Other than the initial faith of Malloy and the professional sports teams already signed up, Kitman Labs' prospects are starting to attract attention at an accelerated pace.

Late last year, the iconic baseball strategist, Billy Beane, joined the company as an advisor. (Beane was famously portrayed by Brad Pitt in the 2011 film 'Moneyball'.) The association came after Smith cornered him with a 30-second pitch after one of Beane's public speeches.

"He was giving a fireside chat about the moneyball era," says Smith. "Somebody asked him about the next big thing and he said it would be injury prevention. So as he was leaving, I gave him a 30-second elevator pitch. I thought I'd ever seen him again, but we met up two weeks later.

"He's passionate about analytics in sport. He also introduced me to Daryl (Morey, general manager of Houston Rockets basketball team). And Daryl agreed to come onboard, too. They're two of the biggest brains in analytics. They're extremely helpful and very down to earth."

But if Kitman Labs does decide to add wider healthcare sectors to its portfolio, it will need a bigger war chest than its $4m kitty of 2014.

"Oh God, yeah," says Smith. "When we start to attack that market, it would become a very different go-to market for us. It might possibly need large amounts of money injected into the company."
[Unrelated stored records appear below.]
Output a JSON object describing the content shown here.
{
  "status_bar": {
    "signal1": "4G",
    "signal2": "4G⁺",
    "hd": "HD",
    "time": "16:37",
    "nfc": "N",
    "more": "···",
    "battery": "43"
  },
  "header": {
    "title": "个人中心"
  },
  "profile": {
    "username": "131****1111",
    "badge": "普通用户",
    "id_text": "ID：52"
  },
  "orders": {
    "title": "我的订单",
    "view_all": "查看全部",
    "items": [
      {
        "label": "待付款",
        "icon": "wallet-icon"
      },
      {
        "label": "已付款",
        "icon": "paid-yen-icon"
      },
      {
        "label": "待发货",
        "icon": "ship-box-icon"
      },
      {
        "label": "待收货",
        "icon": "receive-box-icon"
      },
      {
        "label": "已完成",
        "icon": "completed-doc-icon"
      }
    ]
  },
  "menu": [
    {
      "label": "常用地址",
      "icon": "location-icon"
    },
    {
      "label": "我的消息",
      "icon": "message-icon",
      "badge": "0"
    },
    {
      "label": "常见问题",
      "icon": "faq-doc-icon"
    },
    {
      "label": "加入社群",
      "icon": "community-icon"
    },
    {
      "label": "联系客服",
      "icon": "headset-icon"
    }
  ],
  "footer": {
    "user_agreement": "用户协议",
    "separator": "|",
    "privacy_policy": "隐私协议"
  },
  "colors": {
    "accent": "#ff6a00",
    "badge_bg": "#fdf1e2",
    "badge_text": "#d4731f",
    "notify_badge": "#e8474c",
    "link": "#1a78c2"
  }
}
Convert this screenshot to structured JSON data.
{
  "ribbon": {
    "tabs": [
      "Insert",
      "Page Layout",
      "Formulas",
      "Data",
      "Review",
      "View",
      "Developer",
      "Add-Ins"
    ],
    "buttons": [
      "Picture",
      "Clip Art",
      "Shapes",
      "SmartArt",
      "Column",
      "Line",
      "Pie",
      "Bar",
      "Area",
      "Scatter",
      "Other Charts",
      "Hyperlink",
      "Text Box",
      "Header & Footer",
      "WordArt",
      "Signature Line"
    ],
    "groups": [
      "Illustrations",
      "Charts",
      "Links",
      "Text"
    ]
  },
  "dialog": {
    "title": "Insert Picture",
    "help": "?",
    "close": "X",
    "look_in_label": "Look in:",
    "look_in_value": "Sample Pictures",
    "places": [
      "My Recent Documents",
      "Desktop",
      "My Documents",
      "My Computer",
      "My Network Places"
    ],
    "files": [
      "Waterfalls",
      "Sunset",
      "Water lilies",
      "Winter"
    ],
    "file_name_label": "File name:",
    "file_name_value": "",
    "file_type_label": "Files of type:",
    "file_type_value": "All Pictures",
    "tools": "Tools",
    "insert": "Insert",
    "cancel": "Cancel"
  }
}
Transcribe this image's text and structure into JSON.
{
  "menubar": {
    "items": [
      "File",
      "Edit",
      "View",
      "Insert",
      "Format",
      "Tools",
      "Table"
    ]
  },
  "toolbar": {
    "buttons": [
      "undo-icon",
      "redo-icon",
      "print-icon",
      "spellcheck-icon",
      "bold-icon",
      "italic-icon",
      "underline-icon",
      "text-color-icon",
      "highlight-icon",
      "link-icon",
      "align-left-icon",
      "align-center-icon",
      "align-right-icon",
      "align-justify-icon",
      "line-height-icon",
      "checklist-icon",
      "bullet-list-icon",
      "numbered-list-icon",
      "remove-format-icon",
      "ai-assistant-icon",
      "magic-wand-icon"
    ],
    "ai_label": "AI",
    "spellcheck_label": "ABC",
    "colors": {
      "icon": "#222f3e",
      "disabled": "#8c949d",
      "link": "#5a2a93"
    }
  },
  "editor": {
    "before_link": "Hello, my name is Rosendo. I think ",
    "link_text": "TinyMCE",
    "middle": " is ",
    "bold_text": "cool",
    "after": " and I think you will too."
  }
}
This probably means a fresh round of funding pitched somewhere between $10m and $20m, although Smith isn't talking about specifics at the moment.

"As a founder of a company, funding is always hovering at the back of your mind," he says. "There will probably be news some time later this year about our plans."

For the moment, Kitman Labs is motoring ahead. It now has 33 people divided between San Francisco and Dublin and is currently hiring more.

And life in San Francisco is good for the 31-year-old Smith.

"We've just had a baby and this is an amazing place to bring a baby up," he says. "I miss home and family, but the lifestyle here is very nice. There's lots of outdoor living. From a business perspective, we're surrounded by incredibly intelligent people. Our funders have given us fantastic support. They've helped is hugely in growing the company. It feels like a family environment."